Immaginate una lunga valle, sulla quale confluiscono
decine di altre valli;
immaginate poi, fossi, rii che tagliano insistentemente
i fianchi delle montagne; e poi un fiume, il Nera, che ha modellato nel
tempo un paesaggio superbo, ma nello stesso tempo stupendo: con la sua
acqua pura e la folta vegetazione, serpeggia fra gole impenetrabili; gli
uomini in suo omaggio, hanno unito il suo nome a questo territorio.
Fra nude rocce e macchie di vivido colore, si individuano torri, castelli
diroccati, eremi; le borgate celano inestimabili tesori, fra cui anche
opere d'arte, che il tempo gelosamente ha conservato.
E poi un'antica tradizione rurale, fondata su una sana vita contadina,
con secoli di storia che hanno dato vita ad una umanità fortemente
legata ad antiche tradizioni, rievocate spesso in manifestazioni.

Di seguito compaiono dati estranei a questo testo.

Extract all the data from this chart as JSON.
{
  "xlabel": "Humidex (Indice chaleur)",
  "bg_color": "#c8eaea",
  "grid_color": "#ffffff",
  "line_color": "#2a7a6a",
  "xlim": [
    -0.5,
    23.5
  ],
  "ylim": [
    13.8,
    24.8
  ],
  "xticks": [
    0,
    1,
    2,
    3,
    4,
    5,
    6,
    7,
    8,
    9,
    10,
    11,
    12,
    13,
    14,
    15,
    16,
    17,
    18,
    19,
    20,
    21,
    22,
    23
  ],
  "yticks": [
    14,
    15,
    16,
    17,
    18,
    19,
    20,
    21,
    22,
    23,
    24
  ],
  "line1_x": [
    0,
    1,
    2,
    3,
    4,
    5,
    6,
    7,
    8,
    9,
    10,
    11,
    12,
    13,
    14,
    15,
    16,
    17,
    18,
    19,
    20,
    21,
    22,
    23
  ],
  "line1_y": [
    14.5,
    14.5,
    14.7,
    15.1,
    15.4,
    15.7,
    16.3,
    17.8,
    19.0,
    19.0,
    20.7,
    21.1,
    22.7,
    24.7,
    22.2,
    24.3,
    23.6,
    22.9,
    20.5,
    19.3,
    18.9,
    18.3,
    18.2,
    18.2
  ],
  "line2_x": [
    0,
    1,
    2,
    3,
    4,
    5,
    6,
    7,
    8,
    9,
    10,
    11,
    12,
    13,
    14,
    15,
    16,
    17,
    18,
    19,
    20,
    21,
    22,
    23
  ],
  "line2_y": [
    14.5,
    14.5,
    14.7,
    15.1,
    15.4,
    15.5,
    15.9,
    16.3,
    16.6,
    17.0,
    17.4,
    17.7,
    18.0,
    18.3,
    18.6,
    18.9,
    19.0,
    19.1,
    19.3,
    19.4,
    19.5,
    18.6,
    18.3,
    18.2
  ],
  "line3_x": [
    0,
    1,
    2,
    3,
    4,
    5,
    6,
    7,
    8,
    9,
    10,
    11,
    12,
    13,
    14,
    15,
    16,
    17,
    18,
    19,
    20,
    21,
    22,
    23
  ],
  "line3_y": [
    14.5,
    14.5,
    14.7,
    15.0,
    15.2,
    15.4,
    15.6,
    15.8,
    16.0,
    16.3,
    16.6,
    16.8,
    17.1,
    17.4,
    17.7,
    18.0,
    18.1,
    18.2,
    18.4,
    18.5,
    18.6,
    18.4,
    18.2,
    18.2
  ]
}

Gli uomini che vi abitano, amanti della loro terra, avara ma non sterile,
orgogliosi, la consegnano al presente in maniera sana, dove ancora contano
i valori autentici della vita.
Che questo territorio sia bello è un luogo comune; ogni giorno
vi sono manifestazioni di amore nei suoi confronti: è terra di
santi ed asceti, ed anche quasi contraddittoriamente, di paradisi culinari.
Se attraverso questo Vostro viaggio, a muovere i Vostri passi, saranno
la curiosità ed il desiderio di avventura, capirete e scoprirete
che vi sono tanti e tanti sentieri da poter percorrere:
"
Perché in fondo, un sentiero corrisponde ad una idea, e chi non
ha idee, non ha sentieri da percorrere".